Straw bale building

Energy-efficient homes are a hot topic right now, with everyone touting new technologies to build and insulate. But one of the fastest-growing methods is a 19th-century technique recently rediscovered – building walls out of straw bales.

Straw is plentiful; Ireland alone could probably produce enough straw to meet most of its building needs, without importing any more materials or clearing any more forests. It can form load-bearing walls or can simply insulate. It is easy to work with, and can be stacked and plastered by amateurs. Gathering and baling it does no damage to the environment, and the building waste can be made into mulch.

It is also one of the most perfect insulating materials around. Insulation is measured in “R-values,” and the higher the R-value, the less heat escapes the home. Most conventional homes are estimated to be R-12 to R-20; most bale homes, R-30 to R-50.

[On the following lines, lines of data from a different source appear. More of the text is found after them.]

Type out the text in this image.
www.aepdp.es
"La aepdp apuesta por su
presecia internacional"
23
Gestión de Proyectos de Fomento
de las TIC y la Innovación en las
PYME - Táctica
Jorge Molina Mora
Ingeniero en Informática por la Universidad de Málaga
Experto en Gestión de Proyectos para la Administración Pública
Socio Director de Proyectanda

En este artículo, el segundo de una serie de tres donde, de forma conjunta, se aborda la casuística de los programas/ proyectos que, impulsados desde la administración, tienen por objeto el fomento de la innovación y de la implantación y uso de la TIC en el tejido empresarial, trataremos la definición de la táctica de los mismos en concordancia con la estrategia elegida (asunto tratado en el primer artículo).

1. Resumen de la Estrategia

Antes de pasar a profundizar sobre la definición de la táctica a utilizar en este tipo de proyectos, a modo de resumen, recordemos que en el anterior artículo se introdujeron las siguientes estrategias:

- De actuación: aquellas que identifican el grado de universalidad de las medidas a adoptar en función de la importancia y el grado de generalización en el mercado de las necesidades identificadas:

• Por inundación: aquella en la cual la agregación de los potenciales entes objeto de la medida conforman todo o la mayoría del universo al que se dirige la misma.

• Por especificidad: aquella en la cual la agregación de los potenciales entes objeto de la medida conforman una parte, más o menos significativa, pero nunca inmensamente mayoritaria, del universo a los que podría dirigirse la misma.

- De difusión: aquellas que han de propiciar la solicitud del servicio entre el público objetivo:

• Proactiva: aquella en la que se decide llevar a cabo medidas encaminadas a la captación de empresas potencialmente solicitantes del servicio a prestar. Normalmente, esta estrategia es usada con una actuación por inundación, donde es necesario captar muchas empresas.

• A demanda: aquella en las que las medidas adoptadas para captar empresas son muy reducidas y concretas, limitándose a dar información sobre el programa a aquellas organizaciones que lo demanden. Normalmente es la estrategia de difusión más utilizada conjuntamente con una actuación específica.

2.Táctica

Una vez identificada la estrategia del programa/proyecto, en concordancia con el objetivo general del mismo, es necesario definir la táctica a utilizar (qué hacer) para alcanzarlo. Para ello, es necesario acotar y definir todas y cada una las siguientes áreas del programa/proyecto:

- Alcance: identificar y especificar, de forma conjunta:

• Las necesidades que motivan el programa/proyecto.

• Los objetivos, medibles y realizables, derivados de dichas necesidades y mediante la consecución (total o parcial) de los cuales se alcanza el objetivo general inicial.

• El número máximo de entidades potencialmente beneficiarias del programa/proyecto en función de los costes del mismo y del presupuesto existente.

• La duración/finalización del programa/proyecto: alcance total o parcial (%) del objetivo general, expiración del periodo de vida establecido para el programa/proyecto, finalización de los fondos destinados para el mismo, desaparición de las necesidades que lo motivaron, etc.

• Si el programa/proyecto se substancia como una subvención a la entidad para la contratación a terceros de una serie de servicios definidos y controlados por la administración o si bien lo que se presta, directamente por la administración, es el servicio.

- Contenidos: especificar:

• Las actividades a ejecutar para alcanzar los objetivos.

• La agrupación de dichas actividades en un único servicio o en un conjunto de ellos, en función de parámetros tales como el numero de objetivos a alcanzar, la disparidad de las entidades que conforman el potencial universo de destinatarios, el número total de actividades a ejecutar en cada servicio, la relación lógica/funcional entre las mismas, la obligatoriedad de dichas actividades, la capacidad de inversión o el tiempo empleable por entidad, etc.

Isn’t straw flammable, you ask? Loose straw is, but bales are tightly compressed, and are no more flammable than wood. The National Research Council of Canada, for example, found that a straw bale wall withstood temperatures of up to 1,850 degrees for two hours.

Nor can the wolf blow the house down – the Building Research Center of the University of New South Wales, Australia found in 1998 that bale walls withstood winds up to 134 miles per hour – equivalent to a Category 3 hurricane.

To find out if bale building is for you, consult books like “Serious Straw Bale” by Paul Lacinski and Michel Bergeron, or “More Straw Bale Building” by Chris Magwood.